Wir danken für das Interview und wünschen noch viel Erfolg bei den kommenden Schritten.
Mit folgenden Gedankengängen schließen wir diesen Artikel ab:
Es wäre also an der Zeit, aufzuwachen und unsere Schulen in das umzuwandeln, was sie sein müssten: Werkstätten des Entdeckens und Gestaltens, Erfahrungsräume zur Entfaltung der in allen Kindern angelegten Potenziale, Begegnungsorte für das Voneinander- und Miteinander-Lernen, Basislager des Erlebens von gegenseitiger Achtung und Wertschätzung und des Gefühls, aneinander und miteinander über sich hinauswachsen zu können.
Gerald Hüther, Neurobiologe

Text Infobox zum FREI DAY/ Freiräumeprozess des MK-Niedersachsen
Der FREI DAY ist ein projektbasiertes Lernformat an Schulen, bei dem Schülerinnen und Schüler eigenverantwortlich und selbstgewählte Projekte zu gesellschaftlichen oder ökologischen Themen umsetzen. An einem festen Tag pro Woche (mindestens vier Unterrichtsstunden) arbeiten sie jahrgangsübergreifend in Teams an konkreten Lösungen, die sie oft in der eigenen Nachbarschaft oder Gemeinde verwirklichen. Das Ziel ist, mündige Bürgerinnen und Bürger zu fördern, die lernen, Verantwortung zu übernehmen, kreativ zu werden und die Welt aktiv mitzugestalten.
Wie funktioniert der FREI DAY (Bedeutung: Strukturierter Freiheitstag)?
- Selbstgewählte Themen: Schülerinnen und Schüler identifizieren selbst, welche Fragen oder Probleme sie bewegen.

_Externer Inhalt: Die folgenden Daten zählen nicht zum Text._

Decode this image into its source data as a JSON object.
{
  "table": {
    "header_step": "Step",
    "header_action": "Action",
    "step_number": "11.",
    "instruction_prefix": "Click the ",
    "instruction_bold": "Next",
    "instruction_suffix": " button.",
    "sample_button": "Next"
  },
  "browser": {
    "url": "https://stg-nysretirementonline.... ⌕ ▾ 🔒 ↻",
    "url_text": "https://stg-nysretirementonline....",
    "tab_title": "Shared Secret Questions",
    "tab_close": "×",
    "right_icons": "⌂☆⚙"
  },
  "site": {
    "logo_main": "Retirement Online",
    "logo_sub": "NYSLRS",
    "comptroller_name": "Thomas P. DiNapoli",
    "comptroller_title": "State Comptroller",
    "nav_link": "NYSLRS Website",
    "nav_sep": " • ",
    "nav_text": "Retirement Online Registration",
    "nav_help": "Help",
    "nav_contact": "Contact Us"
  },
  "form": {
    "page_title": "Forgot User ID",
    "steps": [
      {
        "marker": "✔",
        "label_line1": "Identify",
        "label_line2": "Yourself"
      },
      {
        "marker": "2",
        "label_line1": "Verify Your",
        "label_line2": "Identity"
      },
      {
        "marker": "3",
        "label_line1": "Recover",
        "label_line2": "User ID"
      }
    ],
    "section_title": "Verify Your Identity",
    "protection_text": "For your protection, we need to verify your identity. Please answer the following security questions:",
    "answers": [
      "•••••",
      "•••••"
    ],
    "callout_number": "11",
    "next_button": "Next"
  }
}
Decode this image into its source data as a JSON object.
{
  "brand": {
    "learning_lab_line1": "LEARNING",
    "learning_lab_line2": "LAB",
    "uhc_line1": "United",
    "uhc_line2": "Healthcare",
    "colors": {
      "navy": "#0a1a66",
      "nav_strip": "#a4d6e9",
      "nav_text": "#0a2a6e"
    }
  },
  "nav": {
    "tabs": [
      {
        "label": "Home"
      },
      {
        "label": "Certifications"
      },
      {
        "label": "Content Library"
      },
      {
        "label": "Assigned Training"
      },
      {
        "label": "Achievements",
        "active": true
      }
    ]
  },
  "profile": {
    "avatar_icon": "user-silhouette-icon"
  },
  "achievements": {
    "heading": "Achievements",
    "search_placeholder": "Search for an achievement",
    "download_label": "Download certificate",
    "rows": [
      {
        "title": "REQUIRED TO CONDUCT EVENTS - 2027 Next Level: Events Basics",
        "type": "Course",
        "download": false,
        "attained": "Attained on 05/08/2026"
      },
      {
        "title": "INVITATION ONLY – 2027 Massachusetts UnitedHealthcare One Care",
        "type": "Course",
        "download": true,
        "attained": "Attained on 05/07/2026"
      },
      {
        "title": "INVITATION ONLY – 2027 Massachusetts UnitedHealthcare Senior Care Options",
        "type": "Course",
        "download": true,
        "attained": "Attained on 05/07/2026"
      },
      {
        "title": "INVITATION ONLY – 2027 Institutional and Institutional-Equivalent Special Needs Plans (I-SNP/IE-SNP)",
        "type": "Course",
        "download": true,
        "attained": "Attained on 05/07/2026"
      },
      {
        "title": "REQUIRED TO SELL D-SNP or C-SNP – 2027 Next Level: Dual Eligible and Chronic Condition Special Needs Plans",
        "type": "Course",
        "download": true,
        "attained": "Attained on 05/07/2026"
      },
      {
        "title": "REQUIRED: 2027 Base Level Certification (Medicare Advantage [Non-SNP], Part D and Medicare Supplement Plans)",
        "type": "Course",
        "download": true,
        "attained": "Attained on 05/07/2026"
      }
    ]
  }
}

- Projektarbeit: Sie arbeiten gemeinsam an diesen Themen in jahrgangsübergreifenden Teams.
- Praktische Umsetzung: Die Projekte werden in der Praxis umgesetzt, zum Beispiel in der lokalen Nachbarschaft oder Gemeinde.
- Lernbegleitung: Lehrkräfte agieren als Lernbegleiterinnen und -begleiter, die den Prozess unterstützen, aber nicht bevormunden.
- Fokus auf Aktion: Es geht um das selbstständige Handeln, um die Erfahrung zu machen, dass man etwas bewirken kann.
- Zeitrahmen: Der FREI DAY nimmt an mindestens vier zusammenhängenden Schulstunden einen ganzen Tag ein, um eine intensive Arbeit zu ermöglichen.
Freiräume-Prozess MK Niedersachsen
- Ziel: Schulen sollen mehr Freiräume nutzen, um sich an die sich verändernde Welt anzupassen und zukunftsorientiert zu gestalten.
- Kernidee: Es wird auf bewährte Good-Practice-Beispiele zurückgegriffen, um Schulen zu inspirieren und zu motivieren, eigene Wege zu gehen.
- Beispiele für Maßnahmen: Weiterentwicklung von Bildungsstandards, projektorientiertes und individualisiertes Lernen, Schwerpunktsetzung durch Schulen, Fortbildung von Schulleitungen und Gremienarbeit.
- Umsetzung: Die Schulen gestalten ihre Freiräume nach den individuellen Bedürfnissen vor Ort.
- Einbindung von Gremien: Für die Einführung solcher Projekte werden zuständige Gremien wie die Gesamtkonferenz und der Schulvorstand beteiligt.